T-cells, or lymphocytes, are the body's natural defense mechanism against infection, directly attacking foreign bodies such as bacteria and viruses. The body contains millions of different lymphocytes that fight specific infectious microbes. Research published in the March 3, 2006 issue of Science Express suggests that having a wide variety of each specific T-cell in fewer quantities leads to optimal survival and activity of these infection-fighting cells. Competition within each type of T-cell allows the body to maintain a diverse inventory of natural infection fighters.
"Without this balance, a body's immune system will not have the desired response when faced with infection," said Marc Jenkins, professor of microbiology at the University of Minnesota and co-author of the study. "These findings could aid the development and production of vaccines and lead to further research on how the body fights specific infections, such as HIV."
Jenkins and his student, Jason Hataye, from the joint M.D./Ph.D. program at the University of Minnesota, developed a method to monitor very small numbers of specific T-cells in mice.

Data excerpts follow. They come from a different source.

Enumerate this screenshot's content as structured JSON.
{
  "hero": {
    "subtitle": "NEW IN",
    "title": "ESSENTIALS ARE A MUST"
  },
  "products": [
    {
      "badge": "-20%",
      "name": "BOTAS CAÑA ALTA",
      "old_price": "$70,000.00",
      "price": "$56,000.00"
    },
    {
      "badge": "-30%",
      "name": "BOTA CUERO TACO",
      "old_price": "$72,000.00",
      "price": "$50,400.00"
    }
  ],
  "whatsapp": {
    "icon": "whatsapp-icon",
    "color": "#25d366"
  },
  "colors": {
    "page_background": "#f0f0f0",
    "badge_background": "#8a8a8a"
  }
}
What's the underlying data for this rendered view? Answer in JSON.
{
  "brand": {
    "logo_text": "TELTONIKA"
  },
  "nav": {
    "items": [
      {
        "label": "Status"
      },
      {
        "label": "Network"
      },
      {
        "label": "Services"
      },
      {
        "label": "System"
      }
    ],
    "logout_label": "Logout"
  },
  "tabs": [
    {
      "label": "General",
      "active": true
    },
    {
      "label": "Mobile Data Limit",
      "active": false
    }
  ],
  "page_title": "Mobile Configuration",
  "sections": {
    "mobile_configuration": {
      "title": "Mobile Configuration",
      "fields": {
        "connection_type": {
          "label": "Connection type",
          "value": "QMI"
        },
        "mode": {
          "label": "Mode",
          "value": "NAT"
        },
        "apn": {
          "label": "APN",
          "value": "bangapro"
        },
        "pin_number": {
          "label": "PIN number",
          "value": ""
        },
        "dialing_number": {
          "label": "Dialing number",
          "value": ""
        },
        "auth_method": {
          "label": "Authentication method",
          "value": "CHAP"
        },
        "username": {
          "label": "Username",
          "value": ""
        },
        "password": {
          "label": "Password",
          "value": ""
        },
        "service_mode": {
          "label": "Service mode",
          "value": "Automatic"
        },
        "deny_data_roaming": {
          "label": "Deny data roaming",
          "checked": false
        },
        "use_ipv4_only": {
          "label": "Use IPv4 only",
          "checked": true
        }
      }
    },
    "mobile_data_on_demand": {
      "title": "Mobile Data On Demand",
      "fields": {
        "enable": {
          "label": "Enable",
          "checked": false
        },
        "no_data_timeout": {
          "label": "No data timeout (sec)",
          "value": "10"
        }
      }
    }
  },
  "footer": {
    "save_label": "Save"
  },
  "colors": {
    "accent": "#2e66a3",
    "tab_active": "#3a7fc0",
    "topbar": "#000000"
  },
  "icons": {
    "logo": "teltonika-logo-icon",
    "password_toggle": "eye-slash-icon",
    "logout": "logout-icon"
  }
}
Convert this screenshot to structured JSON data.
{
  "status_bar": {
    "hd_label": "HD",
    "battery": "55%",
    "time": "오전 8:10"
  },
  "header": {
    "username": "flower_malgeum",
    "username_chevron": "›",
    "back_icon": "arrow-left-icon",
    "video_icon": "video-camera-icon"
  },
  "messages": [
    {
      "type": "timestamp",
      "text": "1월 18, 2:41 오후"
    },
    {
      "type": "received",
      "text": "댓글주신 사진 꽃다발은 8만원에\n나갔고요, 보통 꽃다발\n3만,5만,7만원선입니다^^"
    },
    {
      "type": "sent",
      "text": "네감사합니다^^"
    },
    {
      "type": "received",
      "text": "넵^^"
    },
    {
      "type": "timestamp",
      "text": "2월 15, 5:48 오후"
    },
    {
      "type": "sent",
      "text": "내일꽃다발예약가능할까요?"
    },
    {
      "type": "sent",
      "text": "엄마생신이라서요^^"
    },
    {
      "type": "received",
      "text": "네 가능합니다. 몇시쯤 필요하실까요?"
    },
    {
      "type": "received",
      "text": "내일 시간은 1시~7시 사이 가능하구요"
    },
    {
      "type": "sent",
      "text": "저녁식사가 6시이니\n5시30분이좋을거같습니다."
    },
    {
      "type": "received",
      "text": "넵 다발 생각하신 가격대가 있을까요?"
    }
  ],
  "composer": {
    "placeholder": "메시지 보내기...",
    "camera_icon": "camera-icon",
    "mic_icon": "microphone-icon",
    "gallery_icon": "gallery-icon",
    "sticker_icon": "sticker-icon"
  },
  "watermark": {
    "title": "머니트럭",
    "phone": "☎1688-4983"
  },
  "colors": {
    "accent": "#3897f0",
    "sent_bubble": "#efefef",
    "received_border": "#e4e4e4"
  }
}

Using this system, they found that the cells survived and activated at a significantly higher rate in mice that contained the normal amount of these T-cells, as opposed to those that were intravenously injected with 2,000 times the normal amount of that type of T-cell.
"It's a needle in the haystack problem. We used a magnet to find the needle," said Hataye. "The ability to monitor the lifespan and survival of one specific cell type will be key to future research and understanding how these cells interact."